Izzo e Tognazzi hanno raccontato spesso come la scenografia naturale di Ancona, Fermo, Torre di Palme e Porto San Giorgio abbia influenzato il tono della fiction: una bellezza elegante, luminosa ma anche capace di diventare inquietante nelle giuste condizioni. Un mondo perfetto per una storia in cui il passato torna a reclamare spazio e verità.
- Le location marchigiane giocano un ruolo narrativo e non solo estetico.
- Il mistero familiare si intreccia con la tensione sentimentale senza mai sovrastarla.
- La coppia Izzo-Tognazzi ha scelto di valorizzare maestranze e attori locali.
- Il cast ha vissuto per settimane a Villa Lattanzi, trasformando il set in una full immersion.
Un dettaglio nerd che gli appassionati noteranno subito: la costruzione dei personaggi richiama i grandi melodrammi italiani degli anni Novanta e primi Duemila, ma con quelle sfumature psicologiche più moderne tipiche delle serie permeate da una forte componente thriller. Un mix che, se ben bilanciato nei prossimi episodi, può lasciare un segno nel panorama delle fiction contemporanee.

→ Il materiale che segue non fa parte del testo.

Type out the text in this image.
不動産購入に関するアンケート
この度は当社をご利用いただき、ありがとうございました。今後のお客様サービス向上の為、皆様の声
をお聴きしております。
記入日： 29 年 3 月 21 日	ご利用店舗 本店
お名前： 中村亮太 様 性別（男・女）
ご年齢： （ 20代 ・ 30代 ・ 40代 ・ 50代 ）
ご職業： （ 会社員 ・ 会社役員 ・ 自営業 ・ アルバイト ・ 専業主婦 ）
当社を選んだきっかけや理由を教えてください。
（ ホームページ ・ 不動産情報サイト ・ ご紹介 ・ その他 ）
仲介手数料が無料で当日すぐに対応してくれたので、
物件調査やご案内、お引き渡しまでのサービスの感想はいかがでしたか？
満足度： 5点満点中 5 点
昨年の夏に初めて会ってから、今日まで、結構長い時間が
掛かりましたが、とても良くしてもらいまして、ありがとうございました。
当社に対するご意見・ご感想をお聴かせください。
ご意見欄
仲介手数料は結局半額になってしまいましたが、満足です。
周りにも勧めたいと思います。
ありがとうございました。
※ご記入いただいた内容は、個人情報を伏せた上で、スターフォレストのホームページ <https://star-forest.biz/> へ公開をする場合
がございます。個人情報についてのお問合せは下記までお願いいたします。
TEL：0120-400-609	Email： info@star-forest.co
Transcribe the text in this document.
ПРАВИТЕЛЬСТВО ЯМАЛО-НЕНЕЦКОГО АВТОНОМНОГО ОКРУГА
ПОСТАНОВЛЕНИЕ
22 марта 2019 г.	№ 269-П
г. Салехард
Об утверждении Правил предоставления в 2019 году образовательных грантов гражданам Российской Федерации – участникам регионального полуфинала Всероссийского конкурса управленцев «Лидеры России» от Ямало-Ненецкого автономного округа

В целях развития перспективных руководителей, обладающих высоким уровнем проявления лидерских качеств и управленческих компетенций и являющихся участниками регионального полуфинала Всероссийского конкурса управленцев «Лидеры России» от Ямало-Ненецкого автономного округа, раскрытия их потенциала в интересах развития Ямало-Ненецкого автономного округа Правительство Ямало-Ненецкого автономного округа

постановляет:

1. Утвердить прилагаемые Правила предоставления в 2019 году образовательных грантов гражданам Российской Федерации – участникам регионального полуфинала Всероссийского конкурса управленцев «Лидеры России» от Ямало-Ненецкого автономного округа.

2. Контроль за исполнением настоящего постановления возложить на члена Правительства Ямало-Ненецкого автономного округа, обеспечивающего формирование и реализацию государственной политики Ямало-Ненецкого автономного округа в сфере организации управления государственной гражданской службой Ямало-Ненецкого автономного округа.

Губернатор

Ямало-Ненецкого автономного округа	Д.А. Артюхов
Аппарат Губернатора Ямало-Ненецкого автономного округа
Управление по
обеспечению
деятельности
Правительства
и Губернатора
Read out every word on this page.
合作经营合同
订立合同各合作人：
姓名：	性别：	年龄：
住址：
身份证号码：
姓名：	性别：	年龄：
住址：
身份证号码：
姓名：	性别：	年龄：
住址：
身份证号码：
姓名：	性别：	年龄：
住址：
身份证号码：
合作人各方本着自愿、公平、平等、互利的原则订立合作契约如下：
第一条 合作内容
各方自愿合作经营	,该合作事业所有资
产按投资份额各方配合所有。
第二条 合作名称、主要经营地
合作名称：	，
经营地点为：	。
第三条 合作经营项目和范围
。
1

Retroscena e aneddoti dal set della fiction
Uno degli aspetti che rende questa prima serata così attesa è tutto il racconto che ha accompagnato la lavorazione della serie. Garko ha dichiarato più volte quanto questo ruolo fosse per lui “catartico”, un modo per rimettersi in gioco dopo anni complessi, tra teatro, un matrimonio tenuto segreto e un incidente sul set che ha fatto il giro dei social.
Anna Safroncik, invece, vive nelle Marche un ritorno sentimentale alle proprie radici artistiche, ricordando quando da bambina seguiva il padre tenore al Sferisterio di Macerata. Piccoli dettagli che rendono “Colpa dei sensi” un progetto speciale anche per chi lo ha realizzato.
Tra misteri, passioni sopite che tornano a bruciare e un passato che non vuole farsi dimenticare, questa prima puntata promette una serata intensa e visivamente suggestiva. Un tipo di serialità che fa leva su emozioni forti, con una cura artigianale quasi cinematografica e un cast che sa come reggere il genere.
Se cercate una storia che vi catturi fin dai primi minuti, questa è la scelta giusta per la vostra serata TV.